Essentially, the Court concluded that this was a discretionary rule, and as the Court concluded last term in Beard v. Kindler, a discretionary rule can represent an adequate state law ground to bar habeas review.
I believed that a reversal was the likely outcome, but I thought there would be some split here on whether or not this was actually a discretionary rule, since it really isn't. It's a mandatory rule, with some exceptions to its mandatory nature. The burden is on the petitioner to establish one of those exceptions. That is not a discrecionary rule. The only discretionary part of the rule is that the California Supreme Court, who hears a large number of cases, has unofficial, common-law discretion to ignore the mandatory rule without any required explanation as to why they decided to ignore it. But once again, that does not turn a mandatory rule into a discretionary rule. It creates an ambiguous and undefined safety valve to a mandatory rule. In my mind, it's the essence of an inconsistently applied rule. Or maybe I am just reading too much into it.

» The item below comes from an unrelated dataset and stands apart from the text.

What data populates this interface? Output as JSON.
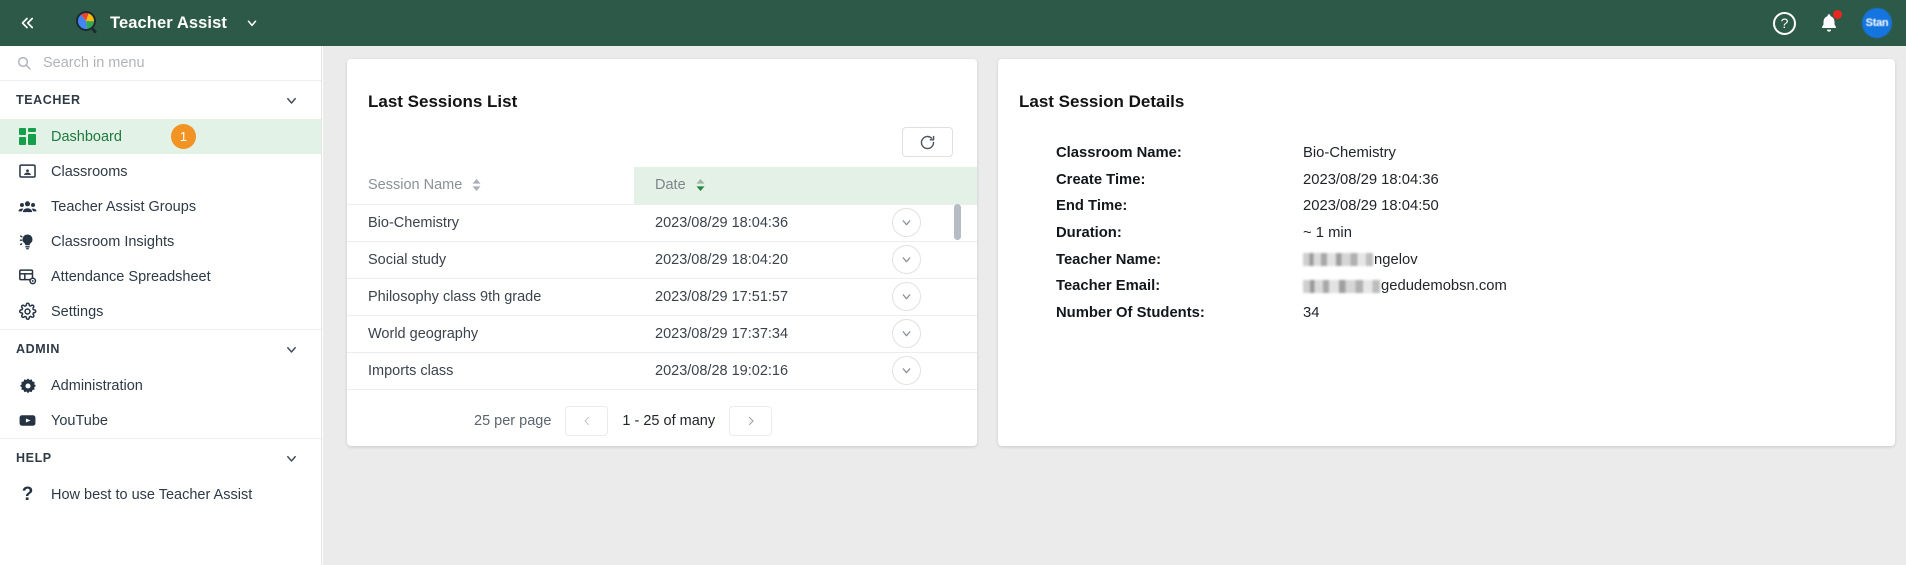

Nevertheless, I worry that, as a result of this decision, inconsistently applied mandatory rules will now be viewed as "discretionary". I guess there is a fine line there that has now been moved a little in a bad direction for habeas petitioners. Actually, it may have moved a lot. We'll see.
One thing to note, this was the case where I came down hard on the State's attorneys, who seemed to do as much as they could to try and lose the case. I guess that bad lawyering doesn't always result in a loss, particularly when the Supreme Court is reviewing a Ninth Circuit decision.